SALOMON MALKA – En ouvrant ce gros livre de 700 pages qui n'est qu'un premier tome, vous annoncez quatre volumes suivants – on a envie d'abord de saluer votre courage et de vous demander aussi : Comme fait-on pour s'attaquer à une tâche aussi ardue ? Qu'est-ce qui vous a attiré dans ce travail ?
CHARLES MOPSIK – J'ai été, je crois le sujet de cette traduction. C'est plutôt la traduction qui m'a attiré vers elle que l'inverse. Il s'est passé entre ce livre et moi – il y a déjà six ans – une espèce de détonation, de fulgurance. C'est comme si en commençant à le lire, il y a pas mal d'année, m'a été prescrite la tâche de le traduire. Il s'est agit  d'une sorte d'exigence intérieure à laquelle je n'ai pas pu me soustraire. Et je n'aurai de cesse jusqu'à ce que ce livre soit traduit en totalité.
SALOMON MALKA – Cinq volumes, c'est l'œuvre d'une vie ?
CHARLES MOPSIK – J'espère que non. Il y a tellement d'autres choses à faire. Disons que c'est une œuvre vitale plutôt que l'œuvre d'une vie. Je me suis senti si vous voulez l'élu, le choisi malgré moi. C'est un travail extrêmement difficile, esseulant. Mais encore une fois, j'ai entendu ce travail comme une prescription et je serai bien en peine de dire qui me l'a prescrit. Mais c'est ainsi. C'est véritablement un coup de foudre pour ce texte, au sens où on a d'abord l'éclair et longtemps après on entend le tonnerre. Peut-être qu'au bout, j'entendrai le tonnerre qui m'expliquera pourquoi cela a été entrepris et ci cela répond aux exigences du siècle. Mais pour l'instant, c'est la fulgurance de l'éclair qui en même temps remplit de lumière tout le paysage et en même temps éblouit les yeux et aveugle, empêche de voir autre chose.

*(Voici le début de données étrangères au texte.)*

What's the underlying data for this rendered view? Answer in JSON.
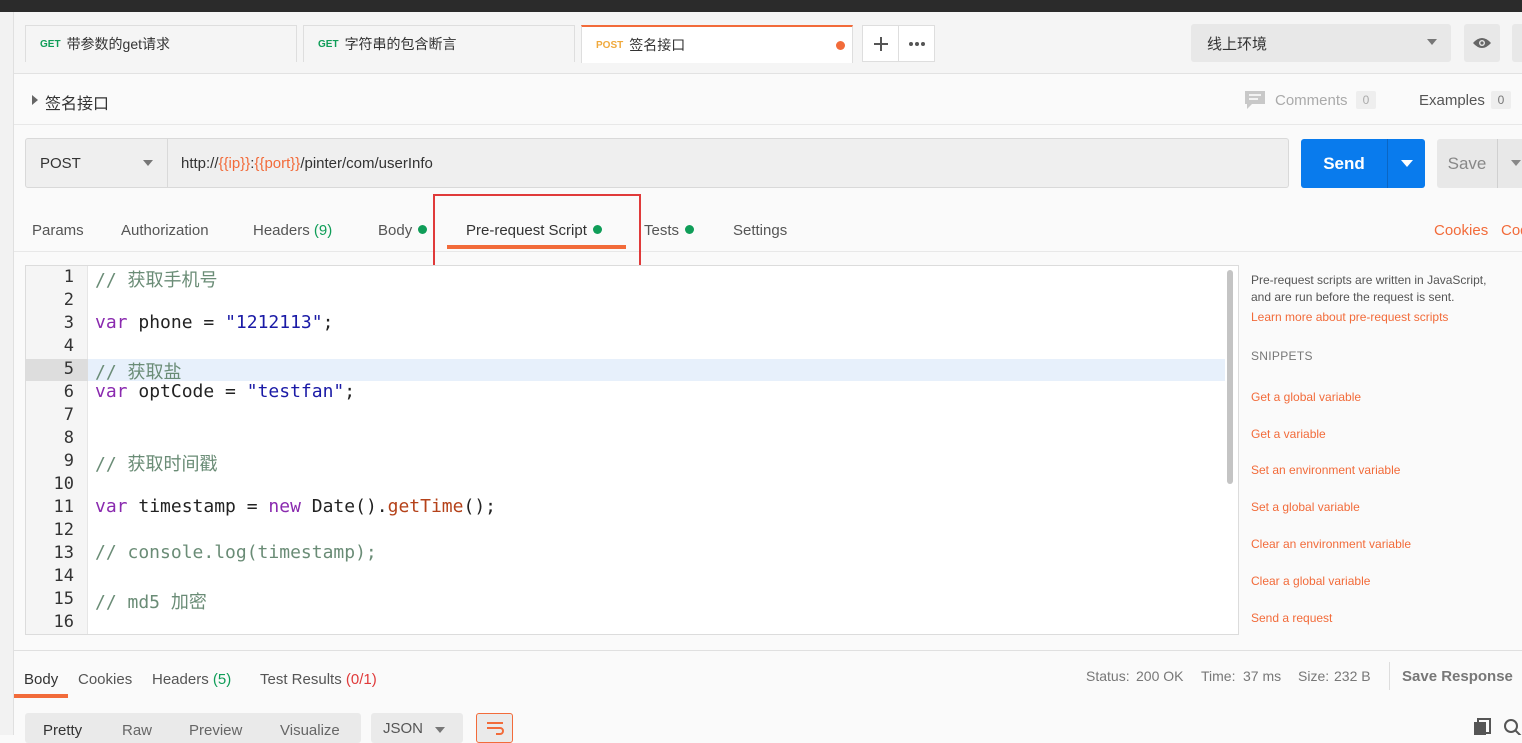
{
  "tabs": [
    {
      "method": "GET",
      "name": "带参数的get请求"
    },
    {
      "method": "GET",
      "name": "字符串的包含断言"
    },
    {
      "method": "POST",
      "name": "签名接口"
    }
  ],
  "environment": {
    "selected": "线上环境"
  },
  "request": {
    "name": "签名接口",
    "method": "POST",
    "url_prefix": "http://",
    "url_var_ip": "{{ip}}",
    "url_colon": ":",
    "url_var_port": "{{port}}",
    "url_path": "/pinter/com/userInfo"
  },
  "header_actions": {
    "comments_label": "Comments",
    "comments_count": "0",
    "examples_label": "Examples",
    "examples_count": "0"
  },
  "buttons": {
    "send": "Send",
    "save": "Save"
  },
  "subtabs": {
    "params": "Params",
    "authorization": "Authorization",
    "headers": "Headers",
    "headers_count": "(9)",
    "body": "Body",
    "prerequest": "Pre-request Script",
    "tests": "Tests",
    "settings": "Settings",
    "cookies": "Cookies",
    "code": "Code"
  },
  "editor": {
    "line_numbers": [
      "1",
      "2",
      "3",
      "4",
      "5",
      "6",
      "7",
      "8",
      "9",
      "10",
      "11",
      "12",
      "13",
      "14",
      "15",
      "16"
    ],
    "lines": {
      "l1": "// 获取手机号",
      "l3_kw": "var",
      "l3_a": " phone = ",
      "l3_str": "\"1212113\"",
      "l3_b": ";",
      "l5": "// 获取盐",
      "l6_kw": "var",
      "l6_a": " optCode = ",
      "l6_str": "\"testfan\"",
      "l6_b": ";",
      "l9": "// 获取时间戳",
      "l11_kw": "var",
      "l11_a": " timestamp = ",
      "l11_kw2": "new",
      "l11_b": " Date().",
      "l11_fn": "getTime",
      "l11_c": "();",
      "l13": "// console.log(timestamp);",
      "l15": "// md5 加密"
    }
  },
  "side_panel": {
    "desc_line1": "Pre-request scripts are written in JavaScript,",
    "desc_line2": "and are run before the request is sent.",
    "learn_more": "Learn more about pre-request scripts",
    "snippets_heading": "SNIPPETS",
    "snippets": [
      "Get a global variable",
      "Get a variable",
      "Set an environment variable",
      "Set a global variable",
      "Clear an environment variable",
      "Clear a global variable",
      "Send a request"
    ]
  },
  "response": {
    "tabs": {
      "body": "Body",
      "cookies": "Cookies",
      "headers": "Headers",
      "headers_count": "(5)",
      "test_results": "Test Results",
      "test_results_count": "(0/1)"
    },
    "status_label": "Status:",
    "status_value": "200 OK",
    "time_label": "Time:",
    "time_value": "37 ms",
    "size_label": "Size:",
    "size_value": "232 B",
    "save_response": "Save Response"
  },
  "body_view": {
    "pretty": "Pretty",
    "raw": "Raw",
    "preview": "Preview",
    "visualize": "Visualize",
    "format": "JSON"
  },
  "colors": {
    "accent": "#f26b3a",
    "send_blue": "#097bed",
    "get_green": "#0f9d58",
    "post_orange": "#f0a93c",
    "highlight_red": "#e03a3a"
  }
}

SALOMON MALKA – Vous dîtes, dans votre texte de présentation que le Zohar est un livre "immaitrisable". Qu'entendez-vous par-là ?

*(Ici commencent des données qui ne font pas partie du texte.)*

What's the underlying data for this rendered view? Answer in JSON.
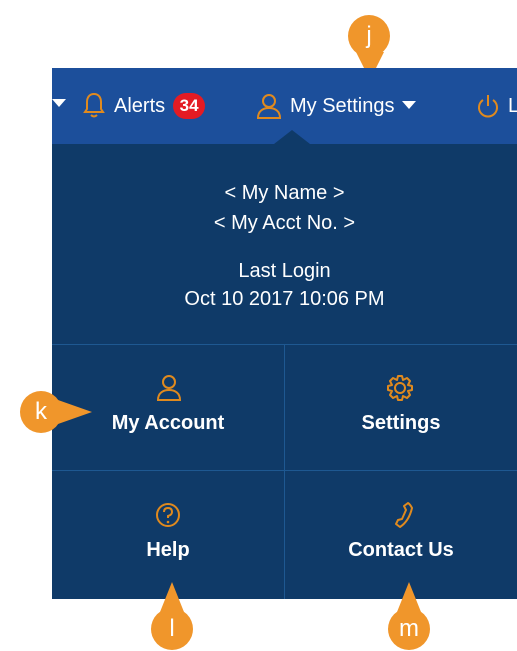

CHARLES MOPSIK – Je crois que c'est le propre de tous les livres de base, les livres de la Tradition. La Bible évidemment, le Talmud, le Zohar… Je crois que c'est cela même qui fait que ce sont des livres de la Tradition, c'est à dire qu'on ne peut pas en faire le tour. Une thèse, même très savante, très érudite, ne peut pas en délivrer la totalité des sens. Il reste toujours un surcroit, un surplus de sens dans le texte, qui est à chaque fois dévoilé par des lectures à telle ou telle époque. Mais dans son fond, il y a un excès dans la lettre du texte par rapport à la lecture qu'on en fait. C'est ce que je veux dire en écrivant qu'il est "immaitrisable". Même après l'étude systématique du livre, même après une traduction, un commentaire, il restera toujours dans le texte de quoi apporter du neuf, de l'inédit.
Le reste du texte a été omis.